I am convinced I am living the best days of my life right now. I spent a small part of the day crawled in my bed with my fingers in my ears, praying in tongues. This wasn't because I was about to lose it, though I was pretty emotionally spent. I wanted to keep my cortisol levels down, my body calm - and it's hard to do that when you are listening to a toddler who doesn't want to nap, scream. He and I had rounded past an hour of this battle and I needed a window for my body physically. It helped. I did stay calm. And after 4 rounds of me going in, calming and soothing, but reaffirming that he needed to take a nap and he would have to nap - and him going from calm to very angry as I left again with a "we'll play when you get up!" - eventually, he napped. About 1 hour and 45 minutes after we started the process.
I just want you to know that this isn't a rose-colored glasses kind of proclamation. I am living the best days of my life right now.

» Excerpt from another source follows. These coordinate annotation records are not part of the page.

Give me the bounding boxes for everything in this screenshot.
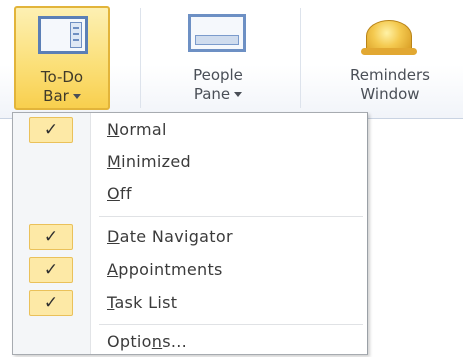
menu-item-label: Minimized [107, 152, 191, 171]
reminders-window-label: Reminders Window [350, 66, 430, 103]
ribbon-layout-group: To-Do Bar People Pane Reminders Window [0, 0, 463, 119]
menu-item-label: Task List [107, 293, 178, 312]
reminders-window-button[interactable]: Reminders Window [320, 6, 460, 110]
todo-bar-dropdown-menu: ✓ Normal Minimized Off ✓ Date Navigator … [12, 112, 368, 355]
menu-separator [99, 216, 363, 217]
menu-item-date-navigator[interactable]: ✓ Date Navigator [13, 222, 367, 252]
menu-item-label: Date Navigator [107, 227, 233, 246]
ribbon-divider [300, 8, 301, 108]
menu-item-task-list[interactable]: ✓ Task List [13, 288, 367, 318]
checkmark-icon: ✓ [29, 290, 73, 316]
chevron-down-icon [234, 92, 243, 97]
ribbon-divider [140, 8, 141, 108]
menu-item-off[interactable]: Off [13, 179, 367, 209]
menu-item-label: Options... [107, 332, 188, 351]
people-pane-button[interactable]: People Pane [166, 6, 270, 110]
todo-bar-label: To-Do Bar [40, 68, 84, 105]
menu-separator [99, 324, 363, 325]
menu-item-label: Off [107, 184, 132, 203]
chevron-down-icon [72, 94, 81, 99]
people-pane-label: People Pane [193, 66, 243, 103]
menu-item-appointments[interactable]: ✓ Appointments [13, 255, 367, 285]
todo-bar-icon [38, 16, 88, 54]
checkmark-icon: ✓ [29, 224, 73, 250]
menu-item-normal[interactable]: ✓ Normal [13, 115, 367, 145]
menu-item-label: Normal [107, 120, 167, 139]
checkmark-icon: ✓ [29, 117, 73, 143]
menu-item-minimized[interactable]: Minimized [13, 147, 367, 177]
checkmark-icon: ✓ [29, 257, 73, 283]
bell-icon [361, 20, 417, 55]
outlook-view-ribbon-dropdown: To-Do Bar People Pane Reminders Window ✓… [0, 0, 463, 357]
menu-item-label: Appointments [107, 260, 223, 279]
todo-bar-button[interactable]: To-Do Bar [14, 6, 110, 110]
people-pane-icon [188, 14, 246, 52]
menu-item-options[interactable]: Options... [13, 327, 367, 357]
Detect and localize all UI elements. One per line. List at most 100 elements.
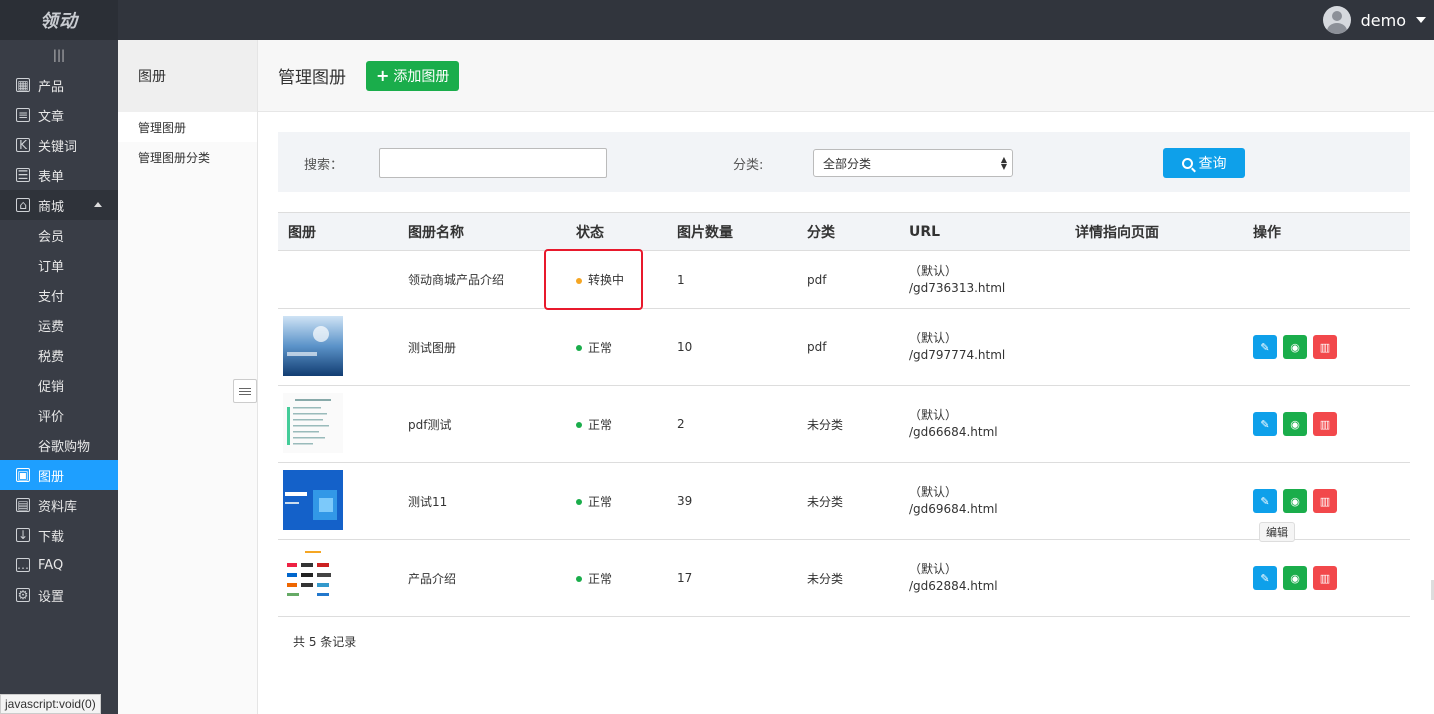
album-url[interactable]: （默认） /gd62884.html — [899, 540, 1065, 617]
album-name: 测试图册 — [408, 340, 457, 355]
caret-down-icon — [1416, 17, 1426, 23]
user-menu[interactable]: demo — [1322, 0, 1426, 40]
album-thumbnail[interactable] — [278, 386, 398, 463]
trash-icon: ▥ — [1319, 571, 1331, 585]
status-text: 正常 — [588, 494, 613, 509]
sidebar-item-label: 文章 — [38, 109, 65, 125]
sidebar-item-keywords[interactable]: K 关键词 — [0, 130, 118, 160]
album-detail-page — [1065, 386, 1243, 463]
sidebar-item-orders[interactable]: 订单 — [0, 250, 118, 280]
url-path: /gd736313.html — [909, 280, 1006, 295]
subpanel-title: 图册 — [118, 40, 257, 112]
album-status: 正常 — [566, 540, 667, 617]
sidebar-item-label: 订单 — [38, 259, 65, 275]
search-input[interactable] — [379, 148, 607, 178]
album-name: 产品介绍 — [408, 571, 457, 586]
album-thumbnail[interactable] — [278, 540, 398, 617]
edit-button[interactable]: ✎ — [1253, 412, 1277, 436]
album-count: 1 — [677, 272, 685, 287]
table-row: 测试图册 正常 10 pdf （默认） /gd797774.html ✎ ◉ ▥ — [278, 309, 1410, 386]
album-thumbnail[interactable] — [278, 463, 398, 540]
panel-toggle-icon[interactable] — [233, 379, 257, 403]
table-header-row: 图册 图册名称 状态 图片数量 分类 URL 详情指向页面 操作 — [278, 212, 1410, 251]
keyword-icon: K — [16, 138, 30, 152]
sidebar-item-label: 下载 — [38, 529, 65, 545]
sidebar-item-members[interactable]: 会员 — [0, 220, 118, 250]
edit-button[interactable]: ✎ — [1253, 566, 1277, 590]
delete-button[interactable]: ▥ — [1313, 489, 1337, 513]
sidebar-item-faq[interactable]: … FAQ — [0, 550, 118, 580]
sidebar-item-shipping[interactable]: 运费 — [0, 310, 118, 340]
user-name: demo — [1360, 10, 1406, 30]
sidebar-item-settings[interactable]: ⚙ 设置 — [0, 580, 118, 610]
add-album-button[interactable]: + 添加图册 — [366, 60, 460, 91]
status-dot-icon — [576, 576, 582, 582]
shop-icon: ⌂ — [16, 198, 30, 212]
trash-icon: ▥ — [1319, 417, 1331, 431]
sidebar-item-forms[interactable]: ☰ 表单 — [0, 160, 118, 190]
album-url[interactable]: （默认） /gd66684.html — [899, 386, 1065, 463]
col-header-url: URL — [909, 223, 941, 240]
status-highlight-box — [544, 249, 643, 310]
faq-icon: … — [16, 558, 30, 572]
album-detail-page — [1065, 540, 1243, 617]
search-label: 搜索： — [304, 158, 344, 173]
sub-link-manage-albums[interactable]: 管理图册 — [118, 112, 257, 142]
sidebar: ||| ▦ 产品 ≡ 文章 K 关键词 ☰ 表单 ⌂ 商城 会员 订单 支付 运费 税费 … — [0, 40, 118, 714]
trash-icon: ▥ — [1319, 340, 1331, 354]
top-bar: 领动 demo — [0, 0, 1434, 40]
album-detail-page — [1065, 251, 1243, 309]
eye-icon: ◉ — [1290, 340, 1300, 354]
avatar — [1322, 6, 1351, 34]
album-status: 正常 — [566, 463, 667, 540]
delete-button[interactable]: ▥ — [1313, 566, 1337, 590]
col-header-status: 状态 — [576, 224, 604, 241]
view-button[interactable]: ◉ — [1283, 489, 1307, 513]
album-detail-page — [1065, 309, 1243, 386]
edit-button[interactable]: ✎ — [1253, 489, 1277, 513]
query-button[interactable]: 查询 — [1163, 148, 1245, 178]
url-default: （默认） — [909, 485, 958, 499]
sidebar-item-label: 表单 — [38, 169, 65, 185]
album-thumbnail[interactable] — [278, 309, 398, 386]
sidebar-item-label: 促销 — [38, 379, 65, 395]
album-actions: ✎ ◉ ▥ — [1243, 386, 1410, 463]
sidebar-item-reviews[interactable]: 评价 — [0, 400, 118, 430]
view-button[interactable]: ◉ — [1283, 566, 1307, 590]
edit-icon: ✎ — [1260, 417, 1270, 431]
category-select[interactable]: 全部分类 ▲ ▼ — [813, 149, 1013, 177]
album-name: 测试11 — [408, 494, 448, 509]
sidebar-item-library[interactable]: ▤ 资料库 — [0, 490, 118, 520]
album-url[interactable]: （默认） /gd736313.html — [899, 251, 1065, 309]
sidebar-item-albums[interactable]: ▣ 图册 — [0, 460, 118, 490]
album-thumbnail-image — [283, 546, 343, 607]
sidebar-item-google-shopping[interactable]: 谷歌购物 — [0, 430, 118, 460]
album-url[interactable]: （默认） /gd797774.html — [899, 309, 1065, 386]
col-header-album: 图册 — [288, 224, 316, 241]
sidebar-item-tax[interactable]: 税费 — [0, 340, 118, 370]
sidebar-item-label: 资料库 — [38, 499, 78, 515]
view-button[interactable]: ◉ — [1283, 335, 1307, 359]
edit-button[interactable]: ✎ — [1253, 335, 1277, 359]
view-button[interactable]: ◉ — [1283, 412, 1307, 436]
sidebar-item-promotions[interactable]: 促销 — [0, 370, 118, 400]
table-row: 领动商城产品介绍 转换中 1 pdf （默认）/gd736313.html — [278, 251, 1410, 309]
delete-button[interactable]: ▥ — [1313, 412, 1337, 436]
sidebar-collapse-button[interactable]: ||| — [0, 40, 118, 70]
browser-status-bar: javascript:void(0) — [0, 694, 101, 714]
select-arrows-icon: ▲ ▼ — [1000, 155, 1007, 171]
delete-button[interactable]: ▥ — [1313, 335, 1337, 359]
sidebar-item-downloads[interactable]: ↓ 下载 — [0, 520, 118, 550]
album-icon: ▣ — [16, 468, 30, 482]
sidebar-item-articles[interactable]: ≡ 文章 — [0, 100, 118, 130]
sidebar-item-payment[interactable]: 支付 — [0, 280, 118, 310]
sub-link-album-categories[interactable]: 管理图册分类 — [118, 142, 257, 172]
sidebar-item-shop[interactable]: ⌂ 商城 — [0, 190, 118, 220]
sidebar-item-products[interactable]: ▦ 产品 — [0, 70, 118, 100]
album-actions: ✎ ◉ ▥ — [1243, 540, 1410, 617]
status-text: 正常 — [588, 417, 613, 432]
logo[interactable]: 领动 — [0, 0, 118, 40]
edit-icon: ✎ — [1260, 340, 1270, 354]
album-url[interactable]: （默认） /gd69684.html — [899, 463, 1065, 540]
album-thumbnail-image — [283, 469, 343, 530]
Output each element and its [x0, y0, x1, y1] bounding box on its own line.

But after his nap, now close to 4pm, he woke up happy, and thanked me when I picked him up. We cuddled and ate apples and cheese and watched a show about trains. We went to the play area at uvillage and he pretended to make me coffee at a little play counter - taking my make believe money, moving his hands around above my travel mug before handing it back to me with a giant smile so proud of his coffee skills. And then he'd say "More?" and take my cup back, only to repeat the game of pretend a dozen times. He asked me to go down the slide next to him. When we stopped in a store and they had a childrens coloring section, we sat and colored together for 15-20 minutes. A little girl about 5 months younger than him wanted to color, and he picked up a chair and carried it over to her, right next to his and patted it for her to sit. Then he handed her a crayon and slid his paper over toward her. Her mother was shocked, "Wow, you are a very nice little boy." I was more shocked.
Today at one point I thought how incredibly grateful I am for my job - being overcome by how exhausting and challenging and near breaking the nap time saga had been. And now as I crawl into bed I think how grateful I am that I was able to spend so much time home with him today - how I never want to miss it.
I guess I knew to expect that Toddlers feel ALL the feels and at a 10, but I didn't know to expect that I, consequently, would also be feeling all the feels throughout the course of a day.
As we finished our stories tonight, cuddled into my bed, I told him how grateful I am that God chose him to be my son, and he chose me and John to be his mommy and daddy. I told him we were all - him, me and his daddy, very, very lucky that God chose us all for each other. I told him how proud I was of him today for being so kind and thoughtful, and that I appreciated that he took a nap today even though it was very hard for him. It certainly wasn't obvious if he understood much of it, but he did look at me and say "mama, dada, doggn" and smile. So, he got the gist.
I am living the best days of my life right now. It is a fact, and it is up to me whether or not I actually enjoy them.
John and I have been listening to The Happiness Advantage by Shawn Achor and it has solidified a goal I've been considering - I'm going to write down three good things each day. A moment with Nolan that swallowed up everything else or just made me laugh, a tender or fun moment with John, a good deed a friend, stranger or politician did in the world, a pretty flower, peaceful drive, good run, a success at the office - mine or others.
Maybe I will write some of these here. It can't hurt for others to see a few more positive things.